Lettre ouverte à MM. les présidents des Sivom et régie

Ci-dessous un article paru dans la Dépêche de M. le Maire de Sazos, Daniel Borderolle.

Lettre ouverte à MM. les présidents des Sivom et régie

Publié le 04/03/2015

Hautes-Pyrénées – Ardiden

Daniel Borderolle, maire de Sazos, nous communique pour insertion : «Entendant ce que j’entends, voyant ce que je vois et lisant ce que je lis, en tant que maire de Sazos, je ne peux pas rester spectateur sans réagir.

Élu depuis 1983, maire encore en exercice depuis 1995, je connais donc -un peu plus que certains- l’histoire de notre station de ski. Je n’ai pas pour habitude de commenter tel ou tel événement à tout bout de champ, mais il me semble indispensable de rétablir la vérité.

Je précise, avant qu’on me le rappelle, que j’ai fait partie de l’équipe sortante qui étudiait la liaison avec Cauterets et je n’ai pas honte de le dire car je pense encore que ça reste une option toujours envisageable.

Vous faites l’objet d’attaques incessantes, vous rendant responsable même de la situation actuelle de la station et cela m’insupporte. Je n’accepte pas la calomnie, le mensonge, ni ce climat délétère entretenu par une minorité belliqueuse.

Je ne vais pas commenter le rapport de la Cour des comptes qui est très clair et sans ambiguïté. C’est un rapport réalisé par un organisme officiel, indépendant et aux compétences incontestables, qui vous sert d’audit au moment même où vous prenez vos fonctions de président.
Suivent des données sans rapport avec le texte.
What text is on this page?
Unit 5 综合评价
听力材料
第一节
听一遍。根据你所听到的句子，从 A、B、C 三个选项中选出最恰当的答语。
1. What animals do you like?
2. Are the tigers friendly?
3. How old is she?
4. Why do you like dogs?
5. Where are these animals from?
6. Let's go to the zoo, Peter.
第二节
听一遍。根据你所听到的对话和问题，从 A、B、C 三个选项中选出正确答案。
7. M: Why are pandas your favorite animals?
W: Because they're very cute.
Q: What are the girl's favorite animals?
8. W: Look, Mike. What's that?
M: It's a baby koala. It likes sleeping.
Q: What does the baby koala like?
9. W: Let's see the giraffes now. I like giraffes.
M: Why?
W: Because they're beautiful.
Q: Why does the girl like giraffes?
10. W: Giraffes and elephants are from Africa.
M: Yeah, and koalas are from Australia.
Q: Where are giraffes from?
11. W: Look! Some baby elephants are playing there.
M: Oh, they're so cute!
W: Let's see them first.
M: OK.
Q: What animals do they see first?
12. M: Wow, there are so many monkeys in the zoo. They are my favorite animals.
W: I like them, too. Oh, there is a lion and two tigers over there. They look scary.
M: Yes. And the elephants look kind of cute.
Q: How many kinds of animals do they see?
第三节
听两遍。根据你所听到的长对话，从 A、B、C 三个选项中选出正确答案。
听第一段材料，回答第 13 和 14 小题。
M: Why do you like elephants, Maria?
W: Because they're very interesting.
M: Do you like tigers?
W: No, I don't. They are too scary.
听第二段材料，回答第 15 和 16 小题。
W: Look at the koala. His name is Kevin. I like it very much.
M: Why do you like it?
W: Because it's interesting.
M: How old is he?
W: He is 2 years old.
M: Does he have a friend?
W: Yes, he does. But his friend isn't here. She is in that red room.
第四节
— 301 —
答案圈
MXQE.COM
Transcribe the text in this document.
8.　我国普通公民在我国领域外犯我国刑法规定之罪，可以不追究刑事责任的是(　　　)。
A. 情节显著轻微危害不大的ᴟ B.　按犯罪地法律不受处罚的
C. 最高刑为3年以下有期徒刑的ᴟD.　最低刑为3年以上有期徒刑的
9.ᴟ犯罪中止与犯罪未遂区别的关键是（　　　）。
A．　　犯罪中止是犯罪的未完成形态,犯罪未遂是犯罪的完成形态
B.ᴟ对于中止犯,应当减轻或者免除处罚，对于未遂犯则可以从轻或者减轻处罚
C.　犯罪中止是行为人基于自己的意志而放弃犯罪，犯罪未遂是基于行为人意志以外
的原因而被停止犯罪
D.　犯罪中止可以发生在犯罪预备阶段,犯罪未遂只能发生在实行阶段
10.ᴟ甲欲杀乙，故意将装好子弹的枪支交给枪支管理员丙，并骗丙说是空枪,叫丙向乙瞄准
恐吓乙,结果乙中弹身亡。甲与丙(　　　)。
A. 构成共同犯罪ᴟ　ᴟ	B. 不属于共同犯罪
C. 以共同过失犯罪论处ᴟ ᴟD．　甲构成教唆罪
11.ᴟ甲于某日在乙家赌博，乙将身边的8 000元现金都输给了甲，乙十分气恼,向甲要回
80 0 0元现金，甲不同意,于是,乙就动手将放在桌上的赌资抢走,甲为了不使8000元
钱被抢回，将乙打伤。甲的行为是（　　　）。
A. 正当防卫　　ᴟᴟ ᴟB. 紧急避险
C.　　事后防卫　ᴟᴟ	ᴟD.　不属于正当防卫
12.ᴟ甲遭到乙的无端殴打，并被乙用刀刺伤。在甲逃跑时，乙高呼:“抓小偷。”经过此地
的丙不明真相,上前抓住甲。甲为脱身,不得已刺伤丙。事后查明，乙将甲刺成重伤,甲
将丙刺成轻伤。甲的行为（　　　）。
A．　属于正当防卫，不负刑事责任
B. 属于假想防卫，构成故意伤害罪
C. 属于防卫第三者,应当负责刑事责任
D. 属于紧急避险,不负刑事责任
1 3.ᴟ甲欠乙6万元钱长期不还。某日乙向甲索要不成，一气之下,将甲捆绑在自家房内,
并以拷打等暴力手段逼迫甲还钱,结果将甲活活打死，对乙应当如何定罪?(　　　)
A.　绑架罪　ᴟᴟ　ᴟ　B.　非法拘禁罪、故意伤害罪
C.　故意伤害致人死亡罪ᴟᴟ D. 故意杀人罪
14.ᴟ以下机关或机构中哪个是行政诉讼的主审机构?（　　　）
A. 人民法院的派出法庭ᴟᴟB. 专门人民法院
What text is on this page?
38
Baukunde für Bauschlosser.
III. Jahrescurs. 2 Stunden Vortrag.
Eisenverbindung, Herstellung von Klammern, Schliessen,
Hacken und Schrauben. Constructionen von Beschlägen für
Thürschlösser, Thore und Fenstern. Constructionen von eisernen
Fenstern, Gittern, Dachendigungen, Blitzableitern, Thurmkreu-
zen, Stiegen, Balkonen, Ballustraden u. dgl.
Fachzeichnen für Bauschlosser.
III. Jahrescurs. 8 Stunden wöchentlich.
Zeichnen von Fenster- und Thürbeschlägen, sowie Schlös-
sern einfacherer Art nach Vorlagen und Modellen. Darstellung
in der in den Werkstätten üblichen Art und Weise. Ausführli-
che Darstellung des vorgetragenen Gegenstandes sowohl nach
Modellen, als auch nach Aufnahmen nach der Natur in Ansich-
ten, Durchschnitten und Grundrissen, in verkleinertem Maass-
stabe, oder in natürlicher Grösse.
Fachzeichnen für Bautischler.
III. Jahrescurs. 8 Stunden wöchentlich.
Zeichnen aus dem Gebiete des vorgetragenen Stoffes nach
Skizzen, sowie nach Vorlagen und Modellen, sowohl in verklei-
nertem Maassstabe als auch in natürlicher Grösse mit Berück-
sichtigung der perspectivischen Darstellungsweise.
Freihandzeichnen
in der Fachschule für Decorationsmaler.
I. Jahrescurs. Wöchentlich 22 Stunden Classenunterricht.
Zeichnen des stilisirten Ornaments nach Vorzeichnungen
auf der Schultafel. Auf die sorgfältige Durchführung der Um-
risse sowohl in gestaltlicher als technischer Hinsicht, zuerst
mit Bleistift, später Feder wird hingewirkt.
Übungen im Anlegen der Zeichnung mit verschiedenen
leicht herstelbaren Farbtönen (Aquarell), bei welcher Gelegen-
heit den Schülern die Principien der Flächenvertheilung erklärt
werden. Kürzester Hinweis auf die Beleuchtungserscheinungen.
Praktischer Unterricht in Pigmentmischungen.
La gestion passée de la station a mis ma commune en difficulté. La subvention d’équilibre que verse Sazos au Sivom de l’Ardiden est passée de 71.080,04 € en 2010 à 133.229,38 € en 2014. Là, pour le coup, ces chiffres-là sont incontestables et facilement vérifiables.

La dernière fois que je m’adressais par courriel à vos prédécesseurs, je préconisais de faire des économies en concluant «sinon nous allons droit au mur». Ce courriel n’a même pas été lu en conseil de régie et j’ai eu comme réponse de la part du précédant président du Sivom de l’Ardiden : ‘’Sazos a encore de la marge sur les impôts ». Cette remarque illustre bien l’état d’esprit de l’époque.

Je tiens à vous féliciter, MM. les présidents, d’avoir eu le courage de présenter un budget 2014 en déséquilibre, rompant ainsi avec cinq années de pratiques illégales. Le budget d’un établissement public doit, certes, se voter en équilibre, mais il doit avant tout être sincère. Votre approche directe a peut-être séduit M. le préfet et ses services car ils ont vu en vous, enfin, des hommes responsables, honnêtes et de bonne foi. Ils vous ont accordé leur confiance et confié un challenge difficile à relever. Non seulement vous méritez cette confiance mais nous devons, nous, membres de la régie, avec l’aide de M. le directeur, vous aider dans les démarches d’ouverture que vous entreprenez déjà depuis quelque temps.

Il vous faudra beaucoup de courage, d’abnégation, de ténacité, de persévérance et de persuasion pour réussir là où vos prédécesseurs ont échoué. Les contacts que vous avez pris, les démarches que vous avez entreprises, même si elles n’aboutissent pas spontanément, font leur chemin. Vous avez le courage de ne pas cacher la réalité de la situation, c’est ce qu’il faut faire car cela fait enfin prendre conscience que nous arrivons au bout d’un système. Votre façon de travailler à l’écoute de tous, donnant enfin la parole lors des tours de table organisés à chaque réunion, me rassure car enfin les petites communes sont écoutées.

Je suis réaliste, je connais le potentiel de notre station et de la vallée. Je suis aussi de nature optimiste et je sais qu’en travaillant tous ensemble, soudés et non pas en entretenant sans cesse ce climat délétère, en faisant participer toutes les forces vives de cette vallée, nous trouverons la solution et nous sortirons la tête haute de cette épreuve.

Voilà, MM. les présidents, le témoignage que je tenais à vous apporter en y associant bien sûr Sébastien Marck, que nous devons accueillir avec sa famille comme savent faire les vrais Toys».